A tono




El maestro de Química me indujo. Yo necesitaba dinero y él un poco de ayuda. Cien pesos por semana. No pude negarme. En el fondo siempre me ha gustado trabajar con animales. Y vaya que lo hago muy bien.

Así, una vez que salía de la prepa iba a casa a comer y luego a la clínica veterinaria. Bañaba perros, les cortaba el pelo con máquina, limpiaba sus oídos, los sacos anales también. Si no lo haces bien luego puede haber problemas. Y nadie quiere problemas ahí. Les cortaba las uñas, lo más terrorífico, pues si cortas de más te llevas de encuentro algún nervio y sale mucha sangre.

Dado que los medicamentos veterinarios eran muy caros, el maestro usaba productos equivalentes para uso humano, como el mebensole, un desparasitante cuyo ingrediente activo es el albendazol. Aprendí a hacerle tragar a los animales ese jarabe espeso color beige con una jeringa sin aguja.

Los perros pequeños son los más excéntricos en todos los sentidos. Algunos no paraban de moverse, otros gruñían o tiraban mordidas. Los más grandes eran zen con pelos. Etapa 1, shampoo, etapa 2 agua mezclada con asuntol para acabar con pulgas y garrapatas. Las más necias morían ahogadas en alcohol dentro de un bote de plástico.

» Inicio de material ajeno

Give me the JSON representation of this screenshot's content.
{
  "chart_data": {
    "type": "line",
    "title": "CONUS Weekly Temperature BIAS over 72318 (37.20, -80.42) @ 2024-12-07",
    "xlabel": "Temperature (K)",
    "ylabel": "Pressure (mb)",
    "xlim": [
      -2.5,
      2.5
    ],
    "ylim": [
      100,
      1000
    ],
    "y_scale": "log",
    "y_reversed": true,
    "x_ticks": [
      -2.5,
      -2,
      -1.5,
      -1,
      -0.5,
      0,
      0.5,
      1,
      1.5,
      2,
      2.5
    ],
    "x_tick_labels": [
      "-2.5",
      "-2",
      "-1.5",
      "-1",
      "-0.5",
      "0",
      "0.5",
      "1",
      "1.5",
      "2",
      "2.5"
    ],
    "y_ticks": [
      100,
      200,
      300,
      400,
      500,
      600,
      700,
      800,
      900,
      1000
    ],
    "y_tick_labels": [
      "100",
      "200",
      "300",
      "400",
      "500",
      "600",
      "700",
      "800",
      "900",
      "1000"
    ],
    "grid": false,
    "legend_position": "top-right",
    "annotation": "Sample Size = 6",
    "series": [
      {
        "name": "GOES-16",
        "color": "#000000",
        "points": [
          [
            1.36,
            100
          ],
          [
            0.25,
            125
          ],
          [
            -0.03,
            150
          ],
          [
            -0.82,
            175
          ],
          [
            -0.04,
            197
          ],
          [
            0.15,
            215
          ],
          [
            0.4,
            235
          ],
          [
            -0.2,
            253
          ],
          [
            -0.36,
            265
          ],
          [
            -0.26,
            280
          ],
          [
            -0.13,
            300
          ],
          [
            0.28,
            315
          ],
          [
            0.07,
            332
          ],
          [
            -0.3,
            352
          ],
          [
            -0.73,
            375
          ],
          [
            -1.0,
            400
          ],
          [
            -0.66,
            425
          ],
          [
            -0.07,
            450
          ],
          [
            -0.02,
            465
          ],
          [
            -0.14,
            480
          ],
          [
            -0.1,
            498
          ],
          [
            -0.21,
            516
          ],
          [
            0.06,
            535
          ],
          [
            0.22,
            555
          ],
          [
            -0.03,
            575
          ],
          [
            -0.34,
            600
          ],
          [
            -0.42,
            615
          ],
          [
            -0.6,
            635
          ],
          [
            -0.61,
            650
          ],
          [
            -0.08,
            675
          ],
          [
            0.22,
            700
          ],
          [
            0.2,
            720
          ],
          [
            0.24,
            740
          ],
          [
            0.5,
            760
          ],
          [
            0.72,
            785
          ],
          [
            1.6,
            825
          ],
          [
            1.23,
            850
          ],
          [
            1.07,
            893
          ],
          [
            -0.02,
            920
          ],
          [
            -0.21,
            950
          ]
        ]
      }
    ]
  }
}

Un día, una mujer llevó a un gato que tenía un absceso en un costado, el cual se infectó, convirtiéndose en una llaga abierta a través de la que podías ver pus y músculo. El gato no respondió al tratamiento con antibióticos. Le dijeron a la dueña que a esas alturas lo más humano sería la eutanasia. Ella aceptó mientras lloraba. Mi maestro de Química preparó una jeringa con el cóctel y me pidió que sujetara al gato, que chillaba como poseso. Le clavó la aguja en el cuello y presionó el émbolo. En cuestión de segundos el gato dejó de chillar. Tanto él como otro asistente se rieron un poco. Dijeron que me puse blanca como el papel. Pero no solté al gato.

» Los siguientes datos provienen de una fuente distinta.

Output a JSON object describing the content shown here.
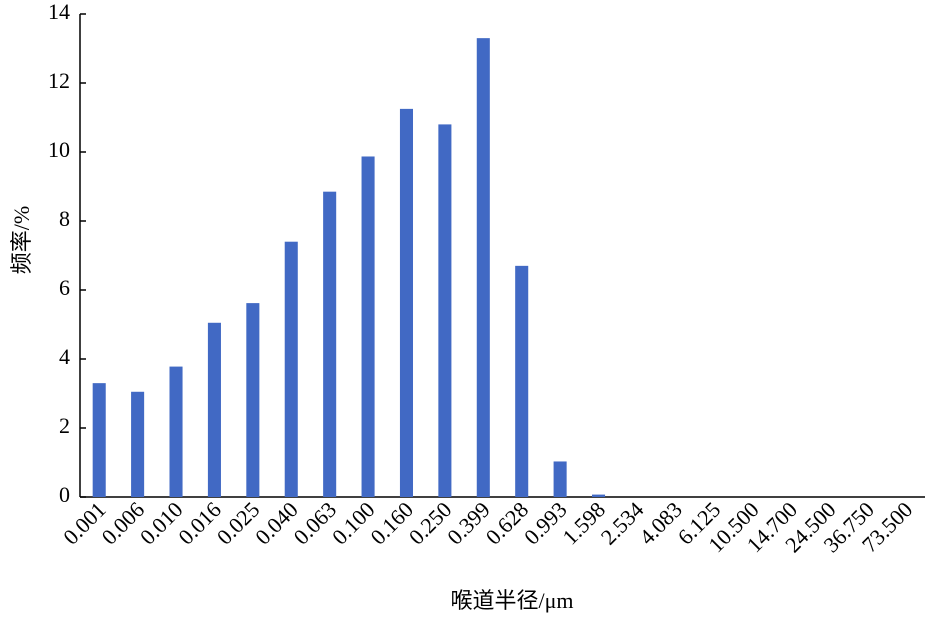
{
  "chart_data": {
    "type": "bar",
    "x_label": "喉道半径/μm",
    "y_label": "频率/%",
    "categories": [
      "0.001",
      "0.006",
      "0.010",
      "0.016",
      "0.025",
      "0.040",
      "0.063",
      "0.100",
      "0.160",
      "0.250",
      "0.399",
      "0.628",
      "0.993",
      "1.598",
      "2.534",
      "4.083",
      "6.125",
      "10.500",
      "14.700",
      "24.500",
      "36.750",
      "73.500"
    ],
    "values": [
      3.3,
      3.05,
      3.78,
      5.05,
      5.62,
      7.4,
      8.85,
      9.87,
      11.25,
      10.8,
      13.3,
      6.7,
      1.03,
      0.07,
      0,
      0,
      0,
      0,
      0,
      0,
      0,
      0
    ],
    "color": "#4169c4",
    "ylim": [
      0,
      14
    ],
    "yticks": [
      0,
      2,
      4,
      6,
      8,
      10,
      12,
      14
    ]
  }
}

Después de un tiempo me dieron una copia de las llaves del local para entrar y salir sin esperarlos. Por lo menos tres o cuatro veces por semana llegaba a un consultorio con un piso tapizado de corcholatas de cerveza, ceniza y algunas latas vacías que debía recoger. Envuelta en la rutina, un día abrí la puerta suponiendo que me esperaba la usual alfombra de aluminio. En lugar de fichas había enormes gotas de sangre seca. Sangre en la mesa de operaciones, gasas, algodones, instrumentos manchados de rojo óxido y mechones de pelo, un frasco de suero. Creo que tardé como hora y media en levantar todo, limpiar y desinfectar la sala.

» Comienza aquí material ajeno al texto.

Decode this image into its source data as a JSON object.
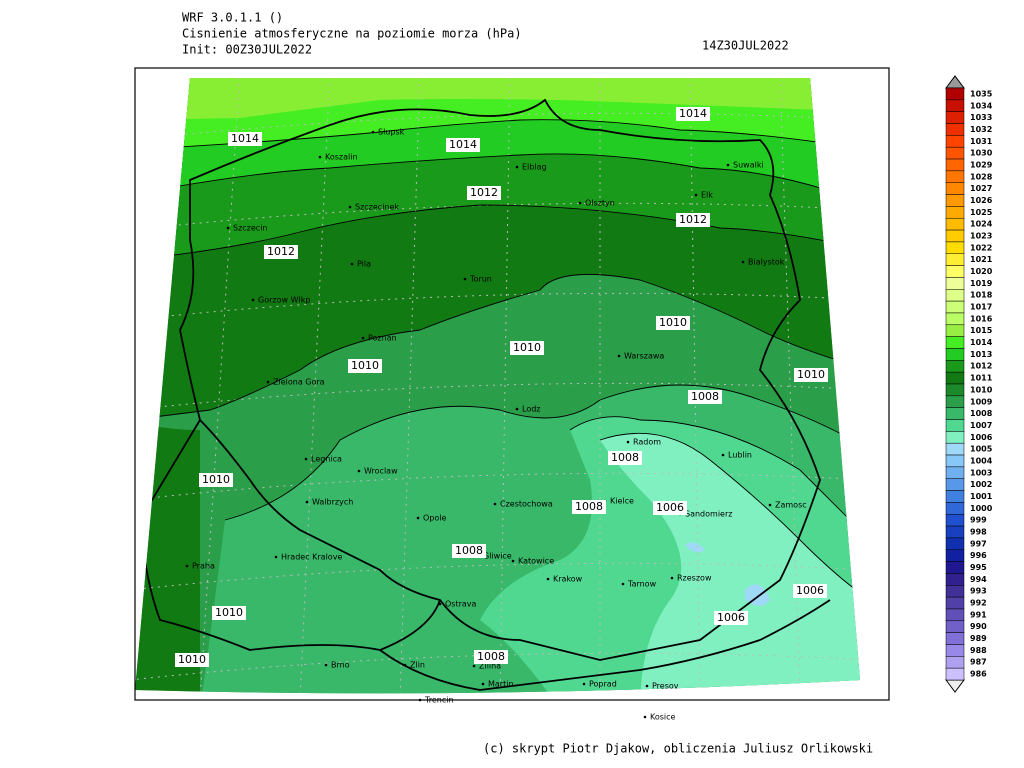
{
  "header": {
    "model": "WRF 3.0.1.1 ()",
    "title": "Cisnienie atmosferyczne na poziomie morza (hPa)",
    "init": "Init: 00Z30JUL2022",
    "valid": "14Z30JUL2022"
  },
  "cities": [
    "Slupsk",
    "Koszalin",
    "Elblag",
    "Suwalki",
    "Elk",
    "Olsztyn",
    "Szczecinek",
    "Szczecin",
    "Bialystok",
    "Pila",
    "Torun",
    "Gorzow Wlkp",
    "Poznan",
    "Warszawa",
    "Zielona Gora",
    "Lodz",
    "Radom",
    "Lublin",
    "Legnica",
    "Wroclaw",
    "Walbrzych",
    "Czestochowa",
    "Kielce",
    "Sandomierz",
    "Zamosc",
    "Opole",
    "Hradec Kralove",
    "Gliwice",
    "Katowice",
    "Krakow",
    "Tarnow",
    "Rzeszow",
    "Praha",
    "Ostrava",
    "Brno",
    "Zlin",
    "Zilina",
    "Martin",
    "Poprad",
    "Presov",
    "Trencin",
    "Kosice"
  ],
  "isobar_labels": [
    1014,
    1014,
    1014,
    1012,
    1012,
    1012,
    1010,
    1010,
    1010,
    1010,
    1008,
    1008,
    1008,
    1006,
    1008,
    1006,
    1006,
    1010,
    1010,
    1010,
    1008
  ],
  "colorbar": {
    "levels": [
      1035,
      1034,
      1033,
      1032,
      1031,
      1030,
      1029,
      1028,
      1027,
      1026,
      1025,
      1024,
      1023,
      1022,
      1021,
      1020,
      1019,
      1018,
      1017,
      1016,
      1015,
      1014,
      1013,
      1012,
      1011,
      1010,
      1009,
      1008,
      1007,
      1006,
      1005,
      1004,
      1003,
      1002,
      1001,
      1000,
      999,
      998,
      997,
      996,
      995,
      994,
      993,
      992,
      991,
      990,
      989,
      988,
      987,
      986
    ],
    "colors": [
      "#b00000",
      "#c81000",
      "#dc2000",
      "#ee3000",
      "#ff4400",
      "#ff5500",
      "#ff6600",
      "#ff7700",
      "#ff8800",
      "#ff9900",
      "#ffaa00",
      "#ffbb00",
      "#ffcc00",
      "#ffdd00",
      "#ffee33",
      "#ffff66",
      "#eeff99",
      "#ddff88",
      "#ccff77",
      "#bbff66",
      "#99ee44",
      "#44ee22",
      "#22cc22",
      "#1a9a1a",
      "#127a12",
      "#1c8a2a",
      "#2a9e48",
      "#38b868",
      "#50d890",
      "#80f0c0",
      "#a0d8f8",
      "#88c8f8",
      "#70b0f0",
      "#5898e8",
      "#4080e0",
      "#3068d8",
      "#2050d0",
      "#1840c0",
      "#1030b0",
      "#1020a0",
      "#201890",
      "#302090",
      "#403098",
      "#5040a8",
      "#6050b8",
      "#7060c8",
      "#8070d8",
      "#9888e8",
      "#b0a0f0",
      "#ccc0ff"
    ]
  },
  "footer": "(c) skrypt Piotr Djakow, obliczenia Juliusz Orlikowski"
}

Tiempo después, una señora llevó a tres perros a consulta. Uno de ellos estaba muriendo de moquillo. Convulsionaba. Tardó poco en morir. Aunque no mostraban síntomas, el médico sospechaba que era cosa de tiempo para que los otros dos pasaran por lo mismo, así que decidió que se quedaran en las jaulas del patio.

Una tarde de esas llegué. Abrí la puerta, entré, dejé mis cosas. Fui hacia la puerta trasera y salí al patio. Plena canícula. Al acercarme al área de jaulas escuché un zumbido sordo. Me asomé a una de ellas. Una nube de moscas verdes literalmente me golpeó el rostro.

El maestro de Química no se equivocó.